E aí, você sabe como vai funcionar o Auxílio Brasil, o novo programa de transferência de renda do governo federal?

Criado por medida provisória pela gestão de Jair Bolsonaro e com a promessa de pagar R$ 400 mensais a pessoas de baixa renda, a partir deste mês o programa substitui o bem sucedido Bolsa Família, que fez seu último pagamento na semana passada depois de 18 anos de existência. A incerteza ainda é grande: não se sabe de onde sairá o dinheiro, quanto cada família receberá nem como será a execução do novo benefício.
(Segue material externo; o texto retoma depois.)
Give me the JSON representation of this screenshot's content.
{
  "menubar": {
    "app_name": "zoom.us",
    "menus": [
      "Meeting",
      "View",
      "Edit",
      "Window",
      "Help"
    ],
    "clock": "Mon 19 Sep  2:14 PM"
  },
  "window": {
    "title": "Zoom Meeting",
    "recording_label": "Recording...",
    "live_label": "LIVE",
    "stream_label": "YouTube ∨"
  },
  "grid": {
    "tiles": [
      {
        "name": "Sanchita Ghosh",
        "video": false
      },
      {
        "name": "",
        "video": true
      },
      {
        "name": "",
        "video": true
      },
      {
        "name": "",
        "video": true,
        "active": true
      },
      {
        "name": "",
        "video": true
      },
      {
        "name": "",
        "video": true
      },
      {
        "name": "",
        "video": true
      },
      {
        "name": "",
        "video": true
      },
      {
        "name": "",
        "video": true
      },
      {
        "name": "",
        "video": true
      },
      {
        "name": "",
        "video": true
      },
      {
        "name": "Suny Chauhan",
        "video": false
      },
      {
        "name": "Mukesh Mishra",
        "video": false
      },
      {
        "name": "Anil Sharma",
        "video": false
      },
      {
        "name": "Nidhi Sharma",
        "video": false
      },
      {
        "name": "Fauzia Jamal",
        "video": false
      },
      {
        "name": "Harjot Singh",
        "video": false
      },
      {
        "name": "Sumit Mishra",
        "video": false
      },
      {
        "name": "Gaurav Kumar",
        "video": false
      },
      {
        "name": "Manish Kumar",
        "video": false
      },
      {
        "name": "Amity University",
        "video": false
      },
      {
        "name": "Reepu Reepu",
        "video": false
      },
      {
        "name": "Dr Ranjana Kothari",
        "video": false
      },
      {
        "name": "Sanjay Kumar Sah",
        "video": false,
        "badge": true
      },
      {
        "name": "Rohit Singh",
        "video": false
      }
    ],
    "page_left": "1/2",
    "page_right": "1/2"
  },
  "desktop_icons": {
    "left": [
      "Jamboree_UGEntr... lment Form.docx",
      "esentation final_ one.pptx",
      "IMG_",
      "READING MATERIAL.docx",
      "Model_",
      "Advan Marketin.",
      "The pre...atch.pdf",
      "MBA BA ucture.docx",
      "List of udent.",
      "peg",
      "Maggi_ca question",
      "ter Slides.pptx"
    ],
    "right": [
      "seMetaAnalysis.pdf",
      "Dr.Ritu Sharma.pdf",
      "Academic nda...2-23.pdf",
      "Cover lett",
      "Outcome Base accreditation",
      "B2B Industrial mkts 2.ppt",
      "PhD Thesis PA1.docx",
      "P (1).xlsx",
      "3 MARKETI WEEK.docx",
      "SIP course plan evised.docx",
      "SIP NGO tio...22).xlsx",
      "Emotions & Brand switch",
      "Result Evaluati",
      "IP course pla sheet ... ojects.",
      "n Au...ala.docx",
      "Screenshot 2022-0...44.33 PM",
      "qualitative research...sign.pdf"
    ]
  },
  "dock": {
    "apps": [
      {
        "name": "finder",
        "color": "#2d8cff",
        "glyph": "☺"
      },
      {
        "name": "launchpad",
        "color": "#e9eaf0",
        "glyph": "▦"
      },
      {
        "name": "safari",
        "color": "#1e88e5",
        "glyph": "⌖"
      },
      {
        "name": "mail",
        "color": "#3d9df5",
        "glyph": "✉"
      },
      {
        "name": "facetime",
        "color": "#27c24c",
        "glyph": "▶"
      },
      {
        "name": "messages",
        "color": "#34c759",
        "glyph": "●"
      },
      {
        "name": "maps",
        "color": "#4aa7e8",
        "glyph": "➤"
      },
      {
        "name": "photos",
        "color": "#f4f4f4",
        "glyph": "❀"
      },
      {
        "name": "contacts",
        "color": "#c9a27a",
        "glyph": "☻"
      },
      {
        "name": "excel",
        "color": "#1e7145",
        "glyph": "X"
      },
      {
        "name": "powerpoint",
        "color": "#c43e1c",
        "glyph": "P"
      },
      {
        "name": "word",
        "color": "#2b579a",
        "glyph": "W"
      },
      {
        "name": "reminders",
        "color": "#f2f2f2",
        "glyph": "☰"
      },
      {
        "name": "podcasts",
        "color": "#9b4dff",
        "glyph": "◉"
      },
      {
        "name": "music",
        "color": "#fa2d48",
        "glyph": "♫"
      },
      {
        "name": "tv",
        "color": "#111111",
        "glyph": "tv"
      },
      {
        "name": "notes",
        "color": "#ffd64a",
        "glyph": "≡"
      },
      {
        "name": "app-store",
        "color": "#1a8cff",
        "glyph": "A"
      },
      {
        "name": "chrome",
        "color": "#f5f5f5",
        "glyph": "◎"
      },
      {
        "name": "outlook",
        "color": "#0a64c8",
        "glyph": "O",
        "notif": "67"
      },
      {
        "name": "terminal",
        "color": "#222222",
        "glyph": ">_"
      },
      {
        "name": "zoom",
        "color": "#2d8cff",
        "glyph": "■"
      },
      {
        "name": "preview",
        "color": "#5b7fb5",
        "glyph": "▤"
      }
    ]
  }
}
“As pessoas hoje não sabem o que vão comer amanhã. Não sabem se conseguem entrar nessa política, se atendem aos critérios nem qual valor poderão receber. É uma forma irresponsável e até perversa de tratar os mais vulneráveis no Brasil”, explica Paola Carvalho, da Rede Brasileira de Renda Básica. A organização pauta a distribuição de renda e, desde o início da pandemia, tem pressionado o governo por isso (RBRB). “A política pública tem que ser simples. O brasileiro tem que entender o programa de largada. Isso é dignidade”.

Nos últimos dias, a Periferia em Movimento conversou com quem trabalha na assistência social em periferias de São Paulo – desde o atendimento básico até serviços especializados. Entre todes, pairam dúvidas sobre o funcionamento do programa. Uma trabalhadora do Capão Redondo indica que ela e colegas têm buscado informações no site do governo – ou seja, o mesmo que é disponibilizado à população em geral.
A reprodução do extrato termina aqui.